Research Interests and Methods
In longitudinal studies, repeated measurements are made regularly or irregularly on subjects over time and responses within a subject are likely to be correlated, although responses between subjects are independent. If the within-subject correlation is not taken into account, statistical inferences of longitudinal studies may become very unreliable due to biased estimates of parameters of interest.
Modelling longitudinal data hence involves exploration of the within-subject covariance structure. Conventional modelling strategy in the literature either assumes a specific "working" covariance structure, e.g., symmetric compound or AR(1) structure, or selects an "optimal" covariance structure from a class of available candidates in terms of certain selection criteria such as AIC or BIC. However, mis-specification of covariance matrices may occur when the true covariance structure is not included in the class of candidates, which may lead to biased estimates of parameters of interest.
I am particularly interested in developing new methodologies, based on parametric and non-parametric techniques, to jointly model the mean and covariance structures in longitudinal studies and to compare those with the literature methods.
Statistical diagnostics in longitudinal studies includes model diagnostics, i.e., goodness-of-fit, and outliers/influential observation detection. When a model is fitted to a data set, we need to assess the performance of the model. For example, we need to compare the joint modelling of mean and covariance structures with conventional modelling methods that pre-specify a covariance structure. We focus to find appropriate criteria to measure the goodness-of-fit of joint modelling of mean and covariance structures. It is well known that a few of subjects or observations within a subject in longitudinal studies may substantially alter statistical inferences. Detection of such subjects/observations and further investigation of relationship of those two levels' influences are also my research interest.
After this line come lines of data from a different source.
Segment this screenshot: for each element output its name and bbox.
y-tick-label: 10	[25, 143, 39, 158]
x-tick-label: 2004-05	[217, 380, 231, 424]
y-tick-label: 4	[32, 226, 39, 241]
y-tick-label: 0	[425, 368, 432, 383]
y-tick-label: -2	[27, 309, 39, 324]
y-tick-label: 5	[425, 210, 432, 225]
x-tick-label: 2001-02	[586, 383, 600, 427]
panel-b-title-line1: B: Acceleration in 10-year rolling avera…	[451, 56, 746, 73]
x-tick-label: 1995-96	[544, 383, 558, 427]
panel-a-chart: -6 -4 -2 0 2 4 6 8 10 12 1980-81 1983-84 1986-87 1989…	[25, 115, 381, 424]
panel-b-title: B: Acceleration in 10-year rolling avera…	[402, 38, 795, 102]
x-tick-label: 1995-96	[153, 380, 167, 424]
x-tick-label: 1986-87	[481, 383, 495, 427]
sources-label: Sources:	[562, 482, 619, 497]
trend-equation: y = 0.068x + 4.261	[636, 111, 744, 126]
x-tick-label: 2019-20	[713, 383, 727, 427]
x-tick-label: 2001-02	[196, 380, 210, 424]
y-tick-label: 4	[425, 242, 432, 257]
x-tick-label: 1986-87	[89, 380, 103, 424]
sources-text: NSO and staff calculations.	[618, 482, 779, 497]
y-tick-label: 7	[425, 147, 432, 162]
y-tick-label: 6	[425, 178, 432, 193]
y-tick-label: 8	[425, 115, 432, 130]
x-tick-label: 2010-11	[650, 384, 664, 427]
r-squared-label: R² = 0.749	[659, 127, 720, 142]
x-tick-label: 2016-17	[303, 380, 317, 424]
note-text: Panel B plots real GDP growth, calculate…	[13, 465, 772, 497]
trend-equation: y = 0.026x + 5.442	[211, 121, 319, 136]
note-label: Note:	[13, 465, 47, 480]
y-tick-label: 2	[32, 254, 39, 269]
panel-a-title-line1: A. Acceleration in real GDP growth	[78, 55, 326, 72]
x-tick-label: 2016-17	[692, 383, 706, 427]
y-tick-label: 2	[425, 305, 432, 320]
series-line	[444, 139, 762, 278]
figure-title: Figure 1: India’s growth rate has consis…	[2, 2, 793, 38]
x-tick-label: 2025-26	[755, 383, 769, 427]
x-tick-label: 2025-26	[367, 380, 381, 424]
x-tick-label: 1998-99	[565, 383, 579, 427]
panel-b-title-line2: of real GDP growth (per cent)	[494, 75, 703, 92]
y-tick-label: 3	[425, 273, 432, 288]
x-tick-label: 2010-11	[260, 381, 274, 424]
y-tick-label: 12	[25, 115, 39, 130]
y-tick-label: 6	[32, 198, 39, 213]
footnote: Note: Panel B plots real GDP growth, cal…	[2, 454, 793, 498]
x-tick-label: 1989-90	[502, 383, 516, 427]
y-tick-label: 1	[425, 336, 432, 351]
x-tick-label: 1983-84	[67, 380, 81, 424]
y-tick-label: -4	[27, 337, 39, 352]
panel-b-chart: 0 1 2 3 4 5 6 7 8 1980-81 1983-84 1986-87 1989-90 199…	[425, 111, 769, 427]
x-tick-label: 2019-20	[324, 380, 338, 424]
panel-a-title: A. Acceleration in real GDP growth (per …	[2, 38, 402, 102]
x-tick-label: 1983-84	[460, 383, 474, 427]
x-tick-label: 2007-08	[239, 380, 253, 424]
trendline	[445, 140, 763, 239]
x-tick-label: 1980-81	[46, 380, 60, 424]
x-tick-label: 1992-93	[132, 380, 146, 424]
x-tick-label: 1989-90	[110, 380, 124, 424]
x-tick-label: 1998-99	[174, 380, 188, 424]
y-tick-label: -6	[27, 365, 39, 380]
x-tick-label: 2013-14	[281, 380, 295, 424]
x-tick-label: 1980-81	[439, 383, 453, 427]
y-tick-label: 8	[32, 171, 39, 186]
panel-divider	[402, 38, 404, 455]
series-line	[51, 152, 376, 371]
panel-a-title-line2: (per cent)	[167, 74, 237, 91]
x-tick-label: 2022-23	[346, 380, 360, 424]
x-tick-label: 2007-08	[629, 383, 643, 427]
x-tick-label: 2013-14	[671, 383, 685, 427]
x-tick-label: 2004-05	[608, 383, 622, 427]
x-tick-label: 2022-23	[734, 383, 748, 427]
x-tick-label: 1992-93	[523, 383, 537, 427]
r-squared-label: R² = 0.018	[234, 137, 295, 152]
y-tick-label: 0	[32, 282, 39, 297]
State-space models, or time-dependent statistical models, have been widely used, for example, in fisheries stock assessment and financial markets. An advantage of state-space modelling is that all major sources of uncertainty can be taken into account and as a consequence time series of abundance can be estimated. It is well known that the Kalman filter performs very well when both state and observation equations are linear and Normally distributed. However, when models are markedly non-linear and non-Normally distributed, Kalman filter may lead to severely biased estimates of parameters. I am particularly interested in studying computer-based intensive methods in state space models, for example, applying sequential importance sampling or MCMC to state-space modelling.
Generalised linear mixed models (GLMMs) are an extension of generalised linear models (GLMs) in the sense that certain random effects are incorporated into the linear predictor of GLMs. Also GLMMs are an extension of linear mixed models (LMMs). Incorporation of random effects can take into account the correlation of longitudinal/spatial data and variation in different sources. GLMMs in general produce reliable and accurate statistical inferences. However, incorporation of random effects complicates the estimation problem considerably. To obtain the likelihood, for example, the random effects have to be integrated out from the joint likelihood of the response and random effects. This integral except for a few special cases is analytically intractable. A typical example is the analysis of a salamader mating experimental data set (McCullagh and Nelder, 1989), which involves six 20-dimensional analytical intractable integrals.
A work of mine in this area is to make an appropriate transformation of random effects and then apply Gauss-Hermite quadrature approximation to the integrated likelihood. This method can be thought of as higher-order Laplace approximation where the number of integration nodes corresponds to the order of Laplace approximation. For example, when choosing a single integration node it reduces to the penalised quasi-likelihood (PQL) estimation (Breslow and Clayton's, 1993). If we choose two Gauss-Hermite quadrature nodes, it is equivalent to Goldstein's PQL2 (1996). This method, however, is only suitable for lower-dimensional random effects because the computational efforts increase exponentially with the dimension. For higher-dimensional random effects, we developed several procedures that are based on Quasi-Monte Carlo approximation, importance sampling and EM algorithm to calculate the estimates of parameters in GLMMs.
Growth curve models (GCMs) are generalised multivariate analysis-of-variance models, which are commonly used in repeated measures and longitudinal data analysis. My interests in this area include a) exploring relationship between the generalised least square estimates and the maximum likelihood estimates of the regression coefficients and dispersion components b) finding the best linearly unbiased estimates of the regression coefficients c) studying admissibility of estimates of the regression coefficients d) conducting various hypothesis tests under a class of elliptically symmetric distributions e) finding posterior distributions of the regression coefficients and dispersion components under non-informative prior f) developing methodologies of likelihood-based and Bayesian diagnostics in GCMs.
I am interested in medical statistics in particular its methodology study involved in randomised controlled clinical trials and epidemiology, including trial designs, pilot studies, sample size calculation and data analysis.